Créé par la Loi de modernisation de l’économie du 4 août 2008, le statut d’auto-entrepreneur est soumis aux règles applicables aux Travailleurs indépendants.
Il en résulte que ce statut est assorti d’une présomption légale de non-salariat (Article L.8221-6 I du Code du travail).

Cette présomption simple peut toutefois être réfutée lorsqu’il ressort des éléments en présence que l’intéressé a, en réalité, été placé vis-à-vis du donneur d’ordre, « dans un lien de subordination juridique permanente », en sorte que l’existence d’une relation salariale est établie (Article L.8221-6 II du Code du travail).

Au cours des derniers mois, la Cour de cassation -qu’il s’agisse de la Chambre sociale, de la Chambre criminelle ou encore de la deuxième Chambre civile- s’est montrée particulièrement vigilante à l’égard des tentatives de contournement les plus grossières qu’elle a durement sanctionné :

1. sur le plan du droit du travail, en prononçant la requalification de la relation commerciale en contrat de travail -l’auto-entrepreneur devenant salarié du donneur d’ordre- ;
2. sur le plan du droit pénal, en condamnant le donneur d’ordre au délit de travail dissimulé (Articles L.8221 et suivants du Code du travail) ;
3. sur le plan du droit de la sécurité sociale, en validant le redressement URSSAF du donneur d’ordre prévoyant la réintégration, dans son assiette de cotisations, des sommes versées à l’auto-entrepreneur.

La Haute Cour semble s’inspirer dans le cadre de ses décisions, d’une réponse ministérielle qui a listé un certain nombre d’indices servant à établir l’existence d’un lien de subordination juridique permanente, excluant la présomption de non-salariat.
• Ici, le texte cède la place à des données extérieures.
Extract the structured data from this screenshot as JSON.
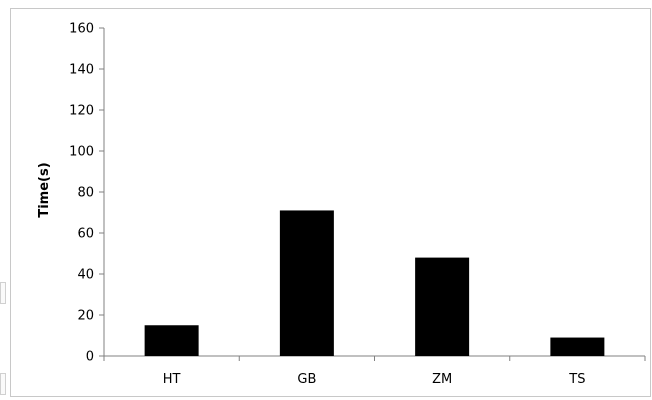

I / Sur le plan du droit du travail : Requalification de la relation commerciale en contrat de travail

Aux termes d’un arrêt récent du 6 mai 2015, la Chambre sociale de la Cour de cassation (Cass. soc., 6 mai 2015, nº 13-27.535) a récemment requalifié en contrat de travail, le contrat de mission d’un auto-entrepreneur, qui s’avérait :
- astreint au respect d’un planning quotidien précis,
- tenu d’assister à des entretiens et réunions commerciales,
- soumis à des objectifs de chiffre d’affaires annuel,
- devait respecter des procédures internes à la société pour passer ses ventes faute de les voir refusées.

II / Sur le plan du droit pénal : Délit de Travail dissimulé

Dans une autre affaire, cette fois-ci soumise à l’appréciation de la Chambre criminelle (Cass. crim., 15 décembre 2015, nº 14-85.638), les juges ont également validé une condamnation pénale pour travail dissimulé, en relevant que le donneur d’ordre avait employé d’anciens salariés sous le statut d’auto-entrepreneur, pour leur faire poursuivre la même activité, dans un lien de subordination juridique permanente qui se caractérisait à travers les indices suivants :
- des modalités d’exécution du travail régies par la société, illustrant une absence d’autonomie pour l’intéressé (par exemple : utilisation d’un listing clients et d’une procédure commerciale définie à l’avance),
- les intéressés travaillaient exclusivement pour le compte de leur ancien employeur, sur les mêmes fonctions et selon les mêmes modalités d’exécution du travail qu’antérieurement,
- les conditions de création et de radiation des auto-entrepreneurs établissaient que ceux-ci répondaient uniquement aux besoins de la société.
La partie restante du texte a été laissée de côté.